Hunspell changed its license in 2006, to the MPL/GPL/LGPL tri-license to enable
inclusion in Mozilla. It is used as the spell-checker for
OpenOffice.org/LibreOffice as well as Mozilla Thunderbird and Firefox. Of
course, the tri-license enables the embedding of Hunspell in proprietary
applications. So where's the problem?
It turns out that some Hunspell dictionaries, including Catalan, Danish and
Czech, are licensed under
GPL only. It's a bit curious why anyone would use the GPL, a license intended for use with source code, for a dictionary. Regardless, the question is: does including Hunspell in another application, with a GPL dictionary, constitute a derivative work, or an aggregation?
At one level, the question is whether it even makes sense for a dictionary to have a license. Thanks to Feist v Rural, copyright only applies to a "work" if there is significant creativity involved in it. If a Hunspell dictionary were just a list of words in alphabetical order, then at least in the US, copyright would not apply. However, in other jurisdictions, there are laws covering the constitution of databases, and some form of protection is afforded to the author. In addition, a Hunspell dictionary isn't really just a list of words - it also contains grammatical and hyphenation information, which involves some creativity. So there's a solid argument that the dictionary is copyrightable.
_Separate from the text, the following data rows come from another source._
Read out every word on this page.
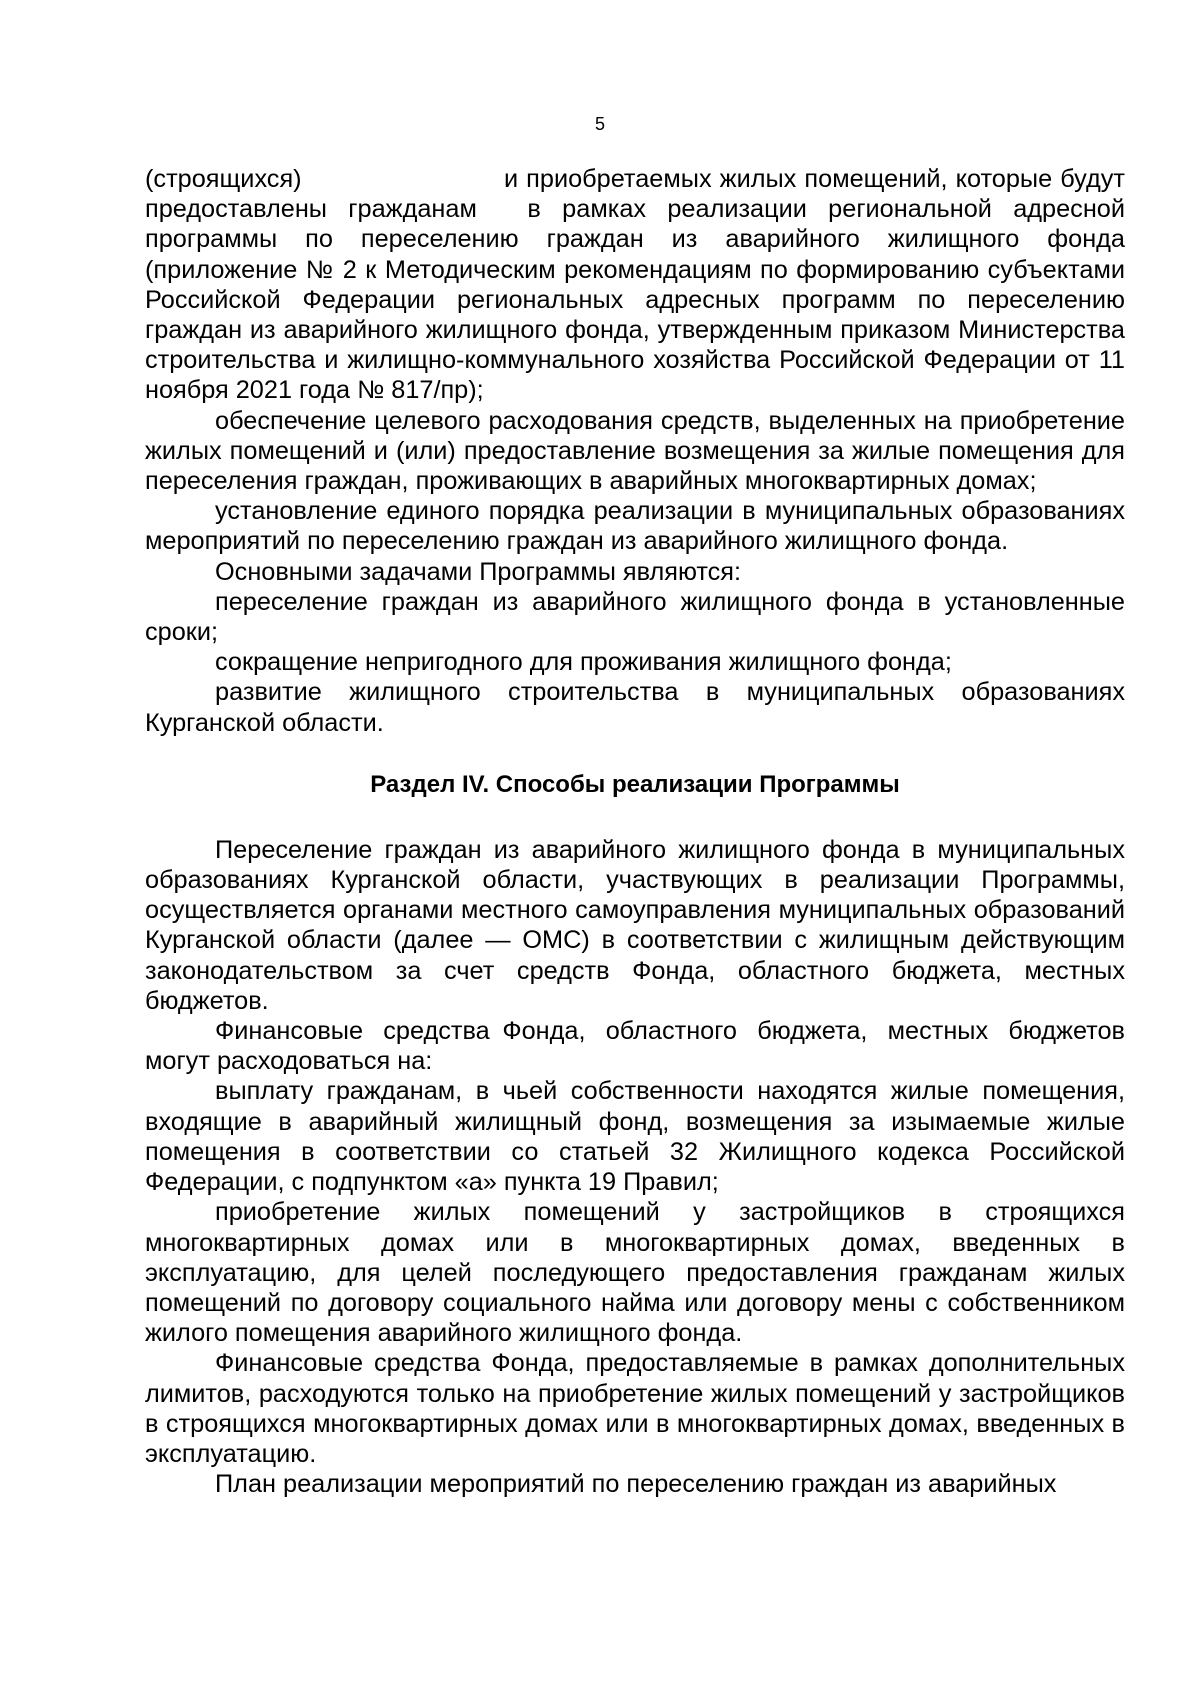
5

(строящихся)        и приобретаемых жилых помещений, которые будут предоставлены гражданам  в рамках реализации региональной адресной программы по переселению граждан из аварийного жилищного фонда (приложение № 2 к Методическим рекомендациям по формированию субъектами Российской Федерации региональных адресных программ по переселению граждан из аварийного жилищного фонда, утвержденным приказом Министерства строительства и жилищно-коммунального хозяйства Российской Федерации от 11 ноября 2021 года № 817/пр);

обеспечение целевого расходования средств, выделенных на приобретение жилых помещений и (или) предоставление возмещения за жилые помещения для переселения граждан, проживающих в аварийных многоквартирных домах;

установление единого порядка реализации в муниципальных образованиях мероприятий по переселению граждан из аварийного жилищного фонда.

Основными задачами Программы являются:

переселение граждан из аварийного жилищного фонда в установленные сроки;

сокращение непригодного для проживания жилищного фонда;

развитие жилищного строительства в муниципальных образованиях Курганской области.

Раздел IV. Способы реализации Программы

Переселение граждан из аварийного жилищного фонда в муниципальных образованиях Курганской области, участвующих в реализации Программы, осуществляется органами местного самоуправления муниципальных образований Курганской области (далее — ОМС) в соответствии с жилищным действующим законодательством за счет средств Фонда, областного бюджета, местных бюджетов.

Финансовые средства Фонда, областного бюджета, местных бюджетов могут расходоваться на:

выплату гражданам, в чьей собственности находятся жилые помещения, входящие в аварийный жилищный фонд, возмещения за изымаемые жилые помещения в соответствии со статьей 32 Жилищного кодекса Российской Федерации, с подпунктом «а» пункта 19 Правил;

приобретение жилых помещений у застройщиков в строящихся многоквартирных домах или в многоквартирных домах, введенных в эксплуатацию, для целей последующего предоставления гражданам жилых помещений по договору социального найма или договору мены с собственником жилого помещения аварийного жилищного фонда.

Финансовые средства Фонда, предоставляемые в рамках дополнительных лимитов, расходуются только на приобретение жилых помещений у застройщиков в строящихся многоквартирных домах или в многоквартирных домах, введенных в эксплуатацию.

План реализации мероприятий по переселению граждан из аварийных
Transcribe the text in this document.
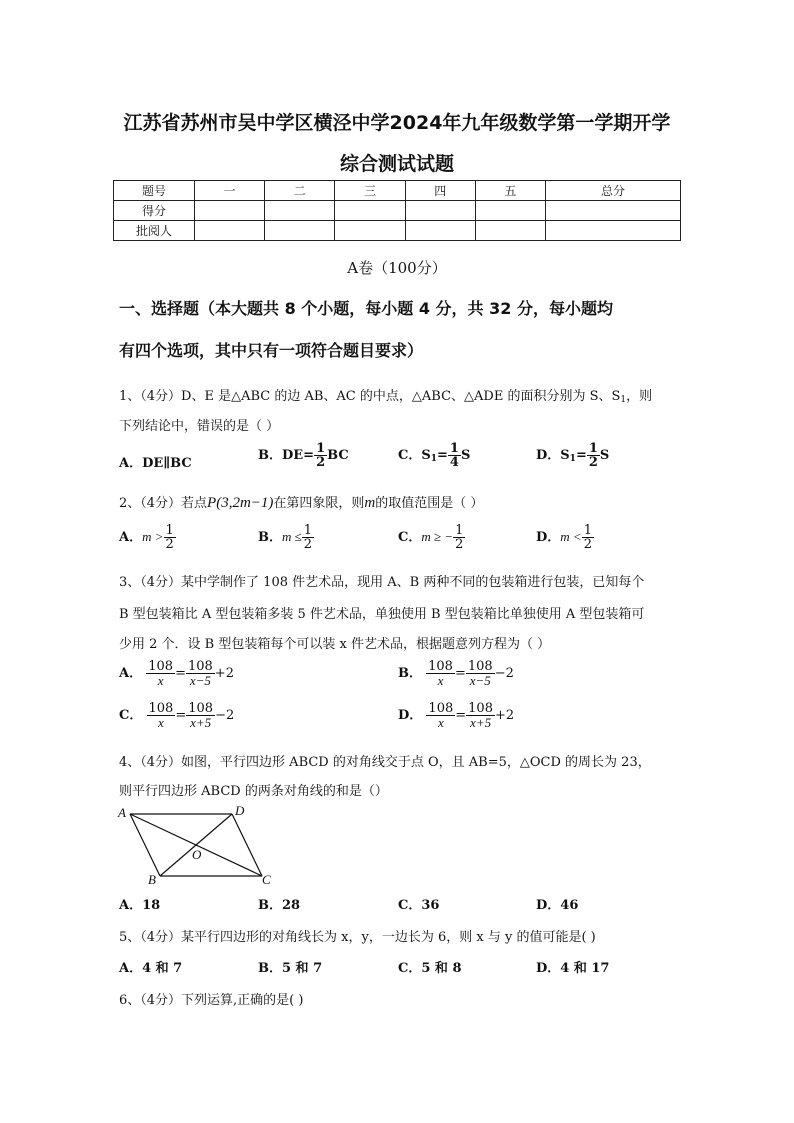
江苏省苏州市吴中学区横泾中学2024年九年级数学第一学期开学
综合测试试题
题号	一	二	三	四	五	总分
得分						
批阅人						
A卷（100分）
一、选择题（本大题共 8 个小题，每小题 4 分，共 32 分，每小题均
有四个选项，其中只有一项符合题目要求）
1、（4分）D、E 是△ABC 的边 AB、AC 的中点，△ABC、△ADE 的面积分别为 S、$S_1$，则
下列结论中，错误的是（ ）
A．DE∥BC
B．$DE= \frac{1}{2}$ BC	C．$S_1= \frac{1}{4}$ S	D．$S_1= \frac{1}{2}$ S
2、（4分）若点P(3,2m−1)在第四象限，则m的取值范围是（ ）
A．$m > \frac{1}{2}$	B．$m \le \frac{1}{2}$	C．m ≥ − $\frac{1}{2}$	D．$m < \frac{1}{2}$
3、（4分）某中学制作了 108 件艺术品，现用 A、B 两种不同的包装箱进行包装，已知每个
B 型包装箱比 A 型包装箱多装 5 件艺术品，单独使用 B 型包装箱比单独使用 A 型包装箱可
少用 2 个．设 B 型包装箱每个可以装 x 件艺术品，根据题意列方程为（ ）
A． $\frac{108}{x} = \frac{108}{x-5} +2$	B． $\frac{108}{x} = \frac{108}{x-5} -2$
C． $\frac{108}{x} = \frac{108}{x+5} -2$	D． $\frac{108}{x} = \frac{108}{x+5} +2$
4、（4分）如图，平行四边形 ABCD 的对角线交于点 O，且 AB=5，△OCD 的周长为 23，
则平行四边形 ABCD 的两条对角线的和是（）
A	D
B	C
O
A．18	B．28	C．36	D．46
5、（4分）某平行四边形的对角线长为 x，y，一边长为 6，则 x 与 y 的值可能是( )
A．4 和 7	B．5 和 7	C．5 和 8	D．4 和 17
6、（4分）下列运算,正确的是( )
The second question is whether including the dictionary with Hunspell
and other software makes a derivative work, or an aggregate work. One part
of that is whether the component is useful without the Hunspell
spellchecker. Since it's just a dictionary, it can be used with other
spell-checkers, including aspell. Hunspell could easily use another Czech
dictionary released under another license. So, since the two bits are
easily dissociable, Hunspell with the dictionary probably makes an
aggregate work, and the license of the dictionary does not impose any
requirements on other software shipped with it. This is the advice
that the OpenOffice.org project received from the FSF licensing list, and
so the GPL dictionaries are included in the LibreOffice and OpenOffice.org distributions.
Mozilla, on the other hand, do not ship any GPL dictionaries. When I asked Gervase why, he answered:
It is arguable whether the GPL would cross the
dictionary->application boundary. But again, we prefer to respect people's
intentions, and it seems to us that if someone licenses their dictionary
GPL-only, then they probably only want it used in GPL apps.
In other words, the intent of the author trumps all in this case, for Mozilla.
So - maybe.
Conversations with lawyers
The problem for developers is that conversations with lawyers typically end up with "maybe". We're looking for what we may and may not do, and often, in the absence of jurisprudence, lawyers deal in shades of gray. All too often, the end result for developers is to avoid any risk.
A friend once told me a story of a meeting with her boss and "legal",
where she came out of the meeting disappointed. When her boss asked her
what was wrong, she said "the lawyers told us we can't do what we'd like
to." To which he replied, "No, they just told us the risks
involved. Now we have to decide whether we're prepared to accept those
risks or not." Instead of being the end of the conversation, "maybe"
could be the start of it. Lawyers (and , in the free software world, some
non-lawyers) will help you identify risks. But then it is up to the project to decide whether to take the risks or not.